La trésorerie nette : indicateur fondamental, il représente l’intégralité des sommes qui peuvent être mobilisées à un instant T, ou à très court terme. Lié au besoin en fonds de roulement, c’est un indicateur fiable de la santé financière de l’entreprise.

 

La durée moyenne de règlement fournisseur (DMRF) : il peut représenter une source de financement intéressante pour l’entreprise, en effet, plus le délai de règlement sera long, plus les sorties de trésorerie seront repoussées. L’entreprise pourra alors produire et vendre, avant de régler ses fournisseurs.

 

La durée moyenne de règlement client (DMRC) : c’est le délai qui sépare la livraison d’un bien ou service, de son encaissement. Il impacte directement le besoin en fonds de roulement. En effet, plus le délai de règlement sera élevé, plus le besoin sera fort.

 

Le pourcentage de créances douteuses par rapports aux montants facturés : il définit, en pourcentage, le montant des créances que l’entreprise risque de ne pas recouvrer.

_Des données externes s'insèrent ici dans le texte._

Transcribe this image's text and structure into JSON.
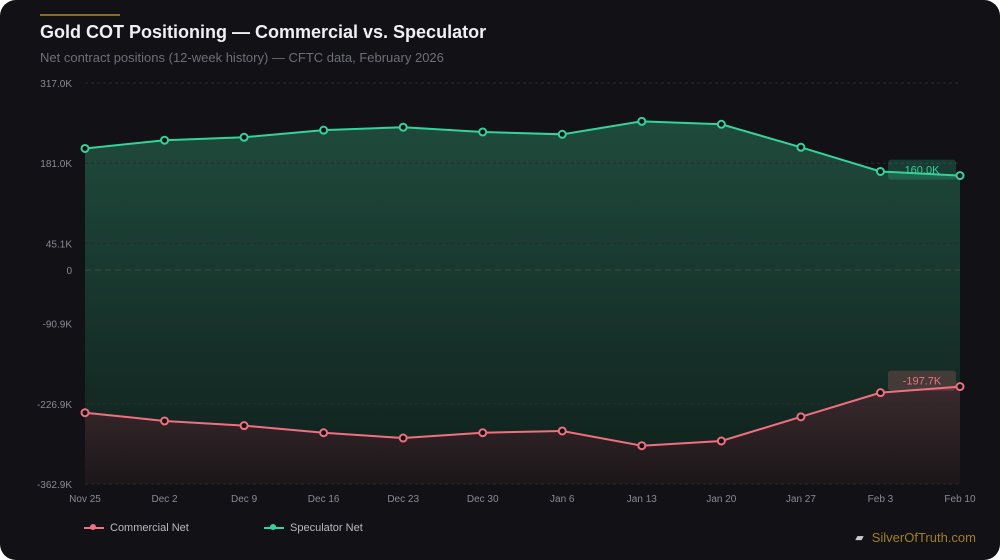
{
  "header": {
    "title": "Gold COT Positioning — Commercial vs. Speculator",
    "subtitle": "Net contract positions (12-week history) — CFTC data, February 2026"
  },
  "brand": {
    "name": "SilverOfTruth.com",
    "icon": "gold-bars-icon"
  },
  "colors": {
    "commercial": "#f07080",
    "speculator": "#34d399",
    "brand": "#a27f26"
  },
  "chart_data": {
    "type": "line",
    "categories": [
      "Nov 25",
      "Dec 2",
      "Dec 9",
      "Dec 16",
      "Dec 23",
      "Dec 30",
      "Jan 6",
      "Jan 13",
      "Jan 20",
      "Jan 27",
      "Feb 3",
      "Feb 10"
    ],
    "y_ticks": [
      "317.0K",
      "181.0K",
      "45.1K",
      "0",
      "-90.9K",
      "-226.9K",
      "-362.9K"
    ],
    "y_tick_values": [
      317.0,
      181.0,
      45.1,
      0,
      -90.9,
      -226.9,
      -362.9
    ],
    "ylim": [
      -362.9,
      317.0
    ],
    "y_unit": "K contracts",
    "grid": true,
    "legend_position": "bottom-left",
    "series": [
      {
        "name": "Commercial Net",
        "values": [
          -242,
          -256,
          -264,
          -276,
          -285,
          -276,
          -273,
          -298,
          -290,
          -249,
          -208,
          -197.7
        ],
        "end_label": "-197.7K"
      },
      {
        "name": "Speculator Net",
        "values": [
          206,
          220,
          225,
          237,
          242,
          234,
          230,
          252,
          247,
          208,
          167,
          160.0
        ],
        "end_label": "160.0K"
      }
    ]
  }
}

Sa comptabilisation est importante lors de l’établissement du bilan comptable car elle permettra de refléter une image correcte et juste de l’entreprise.

 

Le délai moyen de stock (DMS) : c’est un indicateur renseignant la fréquence de rotation des stocks de l’entreprise. Un niveau satisfaisant d’activité sera synonyme de rotation importante et de délai moyen de stock court.

Notre conseil :

La lecture et la recherche des causes de la non atteinte d’objectif peut être cause de mauvaise conclusion. Exemple si votre DMR est en dessous de vos objectifs, peut être, il serait bon de décomposer cette DMR en DMF (délai moyen de facturation), en délai moyen de recouvrement, afin de comprendre la vrai cause. La lecture d’un KPI vous impose d’étudier soigneusement le lien de causalité. L’interview de vos équipes peut vous mener à de mauvaises conclusions. Recouper les données avec les faits est un moyen de comprendre les causes des causes.